None of these are any use whatsoever in my day-to-day urban adult life; in fact they’re actively counterproductive (yes, even the anger one, which has tied me up in some seriously baroque knots over the years). Traditional, inherited behaviour rules – which are often bound up with big forces like gender, class and religion – tend to focus on the wrong things at the expense of other areas. If you were a woman in the Middle Ages, ‘virtue’ was almost entirely about keeping your sexuality under iron control, while any other virtuous qualities a human might possess faded into the background. This is just one example of a traditional inhibition which was for the benefit of some other group you weren’t in, rather than yourself or people in general. A distressing number of them amount to ‘shut up and be ashamed of yourself’. They restrain you from doing things you need to be doing, or that there’s no reasonable problem with doing, while often not restraining you enough in areas where you do need it. (See, for instance, religiously conservative politicians banging on about morality while merrily laying waste to developing countries.)

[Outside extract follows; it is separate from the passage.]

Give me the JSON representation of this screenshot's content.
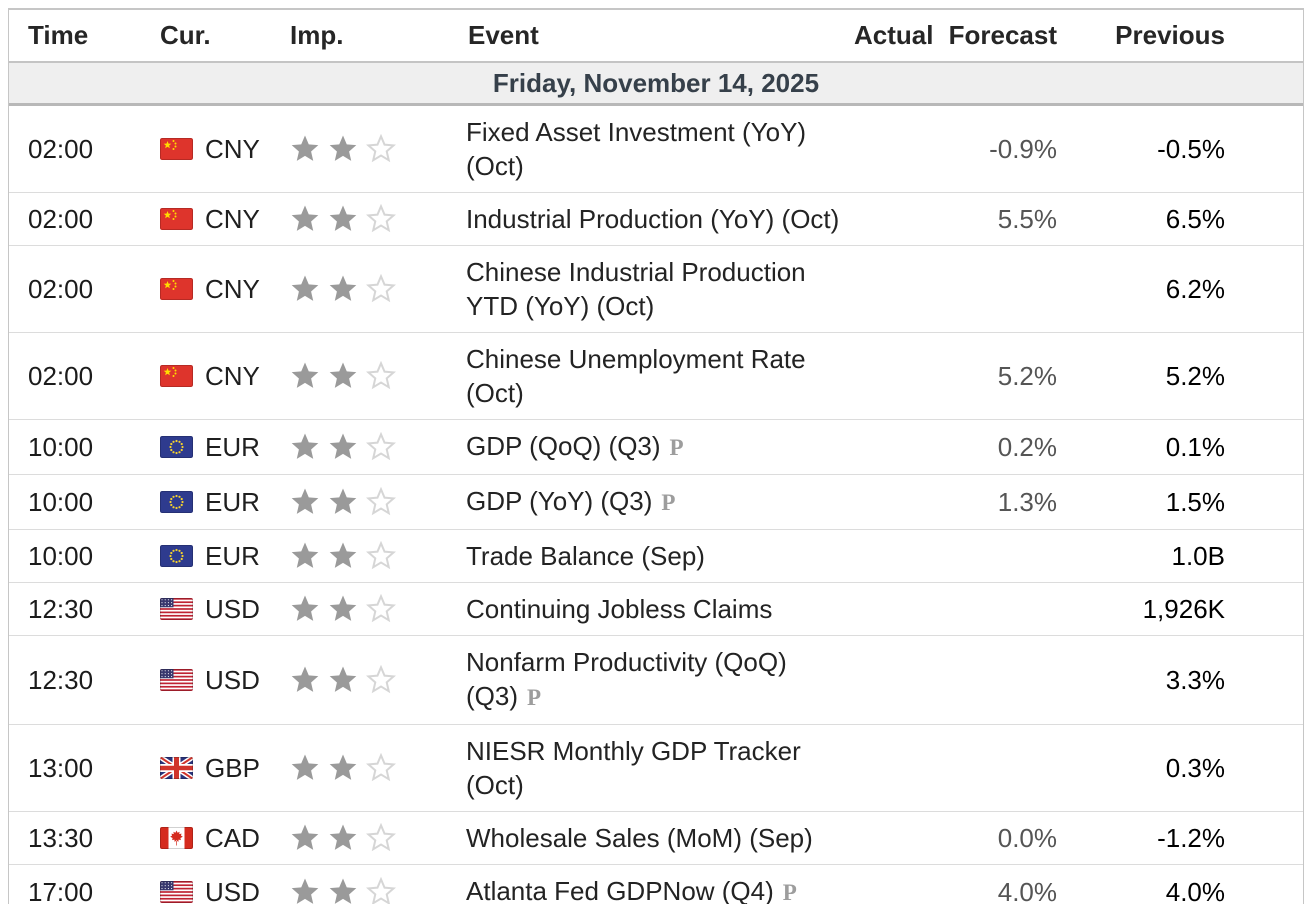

The sort of rules and inhibitions I’d prefer to have, but don’t have enough of, are ones which would help me coexist happily with other humans at close quarters and be considerate towards them (for instance, some kind of mechanism to stop me bumping into people while zoned out to music). But here’s a thing: when they kick in, shame-based inhibitions can actually obstruct your efforts to develop rules and habits like these, and learn to be more sensitive and considerate to others. I’ve seen a bunch of psychology studies which found that people who felt embarrassed and self-conscious picked up fewer social cues from the people they were interacting with, and remembered less about the interaction afterwards, especially the other people’s attempts to connect with them. Shame does not make you a nicer, more socially engaged person. If anything, it does the opposite.

 

When I wrote the first bit of this, several years ago now, I had just done A Thing which I’d been ranting at my friends about not being able to do for ages (thereby might hang another post). I’ve never regretted the fact that I did it, and it would have been a very bad idea to continue as I was; but there were still bits I might have been able to handle better and more kindly if I hadn’t kept turning into a shame-pretzel at intervals throughout the process. On the whole, I’d like to reconstruct my inhibitions on sounder principles, and then fit a set of handles so they can be lifted off when it’s OK to do so and put back on at will. I don’t know how to do this systematically and deliberately, never mind advise anyone else on doing so, though I’ve stumbled on healthier ways of looking at things on various occasions over the years and some of them have stuck. But looking closely at the ones we’ve got – and considering whether they really are the universal moral truths they claim to be – seems like it might be a good place to start.